IMG_7217The Fortress from Pakhuis Pass

It rained all day, something you don’t see too often in Colorado and it made me miss Michigan. After the weather cleared, (and to my surprise) there was a dusting of snow on the highest points of the Cederberg, I was psyched to give another go at The Vice.
The temperature was crisp and the was a nice breeze. I warmed up at The Roadcrew on an amazing V10 called Tomorrow I’ll be Gone. Conditions were the best they had been the entire trip. I crimped my way up through the crux but didn’t commit to the upper part. Chuck had mentioned he wanted to film this one so I was ok with leaving it, thinking I could repeat it fairly easily.

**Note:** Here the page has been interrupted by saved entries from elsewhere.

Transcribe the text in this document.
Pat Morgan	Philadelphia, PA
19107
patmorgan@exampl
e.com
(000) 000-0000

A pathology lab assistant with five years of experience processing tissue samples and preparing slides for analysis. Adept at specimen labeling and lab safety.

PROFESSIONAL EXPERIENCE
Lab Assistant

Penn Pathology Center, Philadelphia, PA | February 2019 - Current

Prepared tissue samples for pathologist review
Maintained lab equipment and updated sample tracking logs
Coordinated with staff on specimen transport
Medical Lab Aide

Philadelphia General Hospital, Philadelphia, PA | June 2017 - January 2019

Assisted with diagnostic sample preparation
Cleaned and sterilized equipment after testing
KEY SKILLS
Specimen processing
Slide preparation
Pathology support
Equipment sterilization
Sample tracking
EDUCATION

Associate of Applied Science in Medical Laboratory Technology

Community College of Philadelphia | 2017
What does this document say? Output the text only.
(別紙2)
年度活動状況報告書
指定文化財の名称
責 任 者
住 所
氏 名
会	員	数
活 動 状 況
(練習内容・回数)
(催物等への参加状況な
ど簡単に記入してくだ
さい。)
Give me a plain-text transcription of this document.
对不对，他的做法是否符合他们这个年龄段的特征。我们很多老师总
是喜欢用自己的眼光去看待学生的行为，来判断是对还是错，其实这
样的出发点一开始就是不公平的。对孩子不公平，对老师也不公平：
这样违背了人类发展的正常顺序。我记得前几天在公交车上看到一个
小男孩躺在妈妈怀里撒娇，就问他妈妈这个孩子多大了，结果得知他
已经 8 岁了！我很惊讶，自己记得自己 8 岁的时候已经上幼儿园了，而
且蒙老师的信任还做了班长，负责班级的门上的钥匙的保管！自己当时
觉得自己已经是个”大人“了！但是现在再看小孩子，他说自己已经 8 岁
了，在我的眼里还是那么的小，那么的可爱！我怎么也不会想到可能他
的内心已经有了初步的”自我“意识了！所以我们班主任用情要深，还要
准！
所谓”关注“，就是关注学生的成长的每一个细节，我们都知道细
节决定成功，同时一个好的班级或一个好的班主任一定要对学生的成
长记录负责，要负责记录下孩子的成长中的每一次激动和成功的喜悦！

IMG_7227Kevin Cuckovich on Tomorrow I’ll be Gone V10

IMG_7721Kevin Jorgeson on Tomorrow I’ll be Gone V10

On the way from The Roadcrew to The Fortress is one of the best V8s in the world, The Cedar Spine. This is a Fred Nicole FA. It has a fairly obvious stand start (there is an obvious sit-start as well), it is an obvious line, it has perfect rock and a flat landing flat landing. Clearly four stars. It’s fairly tall, but with a plethora of pads and a bunch of motivated Americans, this seemed to be the time to go for it. It took me a couple goes to muster up the courage, but I did and excitedly topped out. This is an absolutely spectacular problem. This is the best V8 I have ever done. I’ll let the pictures say the rest.
IMG_7236Cedar Spine V8
Here is another angle of this classic boulder.
Afterwords, feeling confident, I walked the 5 minutes over to The Vice. Conditions were perfect and I really threw myself at it, knowing that time was running out and I felt good. I tried as hard as I could, and on my best effort I fell off the last hard move. A bit frustrating, but I had such a good trip up to this point it was hard to be disappointed. I ran into Olivier Lebreton, a Frenchman who I climbed with in Font. in 2007. Only in climbing it seems could such an interaction happen.